Lucky mengabaikan semua pujian dan tatapan orang-orang yang memgangguminya. Niatnya kesini hanya mencari Bella, bukan tepar pesona. Pesona tidak usah ditebar, tidak ditebar pun sudah memesona.

Lucky diajak kelima santri laki-laki, menghampiri kerumunan orang-orang. Dengan rasa canggung ia mengiyakan dan mendekati para perempuan yang tampak salah tingkah, bahkan menjerit-jerit.

'mereka kenapa?' batin lucky heran.

"Mas! Mas! Ini cewek yang namanya Bella."

Sontak lucky menoleh, terdiam. "Ini bukan Bella yang mas cari?" Tanyanya, menunjuk seorang wanita tidak bercadar bernama Bella namun parasnya cukup jauh dengan Bella, bukan hanya paras namun penampilan juga beda jauh.

"Bukan," lucky menggelengkan kepalanya, lalu mengalihkan perhatiannya menatap mereka semua yang tengah menatapnya dengan tatapan kagum. "Disini ada yang namanya Bella tidak?" Tanya lucky bak orang linglung.

"Saya!"

"Saya mas!"

"Saya Bella mas lucky!"

Beberapa wanita mengangkat satu tangannya, saling bersaing menyahut namanya dengan antusias.

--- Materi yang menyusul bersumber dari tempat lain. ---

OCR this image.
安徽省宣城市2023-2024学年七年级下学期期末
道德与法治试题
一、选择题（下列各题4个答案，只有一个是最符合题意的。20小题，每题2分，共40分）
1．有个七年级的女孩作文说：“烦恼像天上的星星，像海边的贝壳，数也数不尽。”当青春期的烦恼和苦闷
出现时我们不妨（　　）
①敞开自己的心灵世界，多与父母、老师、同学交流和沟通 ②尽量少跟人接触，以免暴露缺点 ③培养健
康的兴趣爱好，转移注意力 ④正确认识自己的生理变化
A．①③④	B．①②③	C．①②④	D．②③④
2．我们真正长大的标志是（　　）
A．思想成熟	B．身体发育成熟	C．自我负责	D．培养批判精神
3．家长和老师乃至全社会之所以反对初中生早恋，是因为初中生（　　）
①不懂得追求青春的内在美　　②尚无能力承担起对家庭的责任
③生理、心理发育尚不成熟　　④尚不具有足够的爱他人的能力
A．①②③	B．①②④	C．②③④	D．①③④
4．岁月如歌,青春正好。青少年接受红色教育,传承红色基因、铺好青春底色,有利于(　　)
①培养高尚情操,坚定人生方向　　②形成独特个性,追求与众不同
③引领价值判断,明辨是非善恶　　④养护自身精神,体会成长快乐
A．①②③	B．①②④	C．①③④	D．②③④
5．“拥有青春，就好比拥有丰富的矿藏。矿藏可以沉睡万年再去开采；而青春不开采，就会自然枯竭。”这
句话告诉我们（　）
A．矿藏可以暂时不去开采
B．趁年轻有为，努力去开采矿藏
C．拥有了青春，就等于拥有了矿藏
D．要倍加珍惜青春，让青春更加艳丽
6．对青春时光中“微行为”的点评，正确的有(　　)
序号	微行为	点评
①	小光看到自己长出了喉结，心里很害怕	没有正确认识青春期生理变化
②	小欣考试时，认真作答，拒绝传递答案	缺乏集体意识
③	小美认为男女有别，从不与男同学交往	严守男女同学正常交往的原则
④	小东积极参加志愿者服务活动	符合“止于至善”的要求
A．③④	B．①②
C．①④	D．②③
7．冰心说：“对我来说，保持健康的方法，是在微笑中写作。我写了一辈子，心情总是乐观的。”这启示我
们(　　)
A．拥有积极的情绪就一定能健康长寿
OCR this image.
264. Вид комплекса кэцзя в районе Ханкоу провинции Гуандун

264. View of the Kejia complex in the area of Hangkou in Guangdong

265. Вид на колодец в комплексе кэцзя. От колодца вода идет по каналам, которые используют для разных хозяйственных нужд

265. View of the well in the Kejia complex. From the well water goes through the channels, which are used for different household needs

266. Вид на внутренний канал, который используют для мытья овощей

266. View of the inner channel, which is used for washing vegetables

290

"Yang mana Bellanya mas?" Tanya santri yang mendampinginya.

Lucky spontan menoleh. "Sepertinya bukan mereka."

Ucapan lantang lucky menghentikan suara-suara wanita. Mereka terdiam, saling berpandangan dengan tatapan kecewa berat.

"Mau cari lagi sampe ketemu mas? Kalau nanti belum ketemu, kita ke...." Bisik salah satu laki-laki, lucky menyimak dan menggangukkan kepalanya.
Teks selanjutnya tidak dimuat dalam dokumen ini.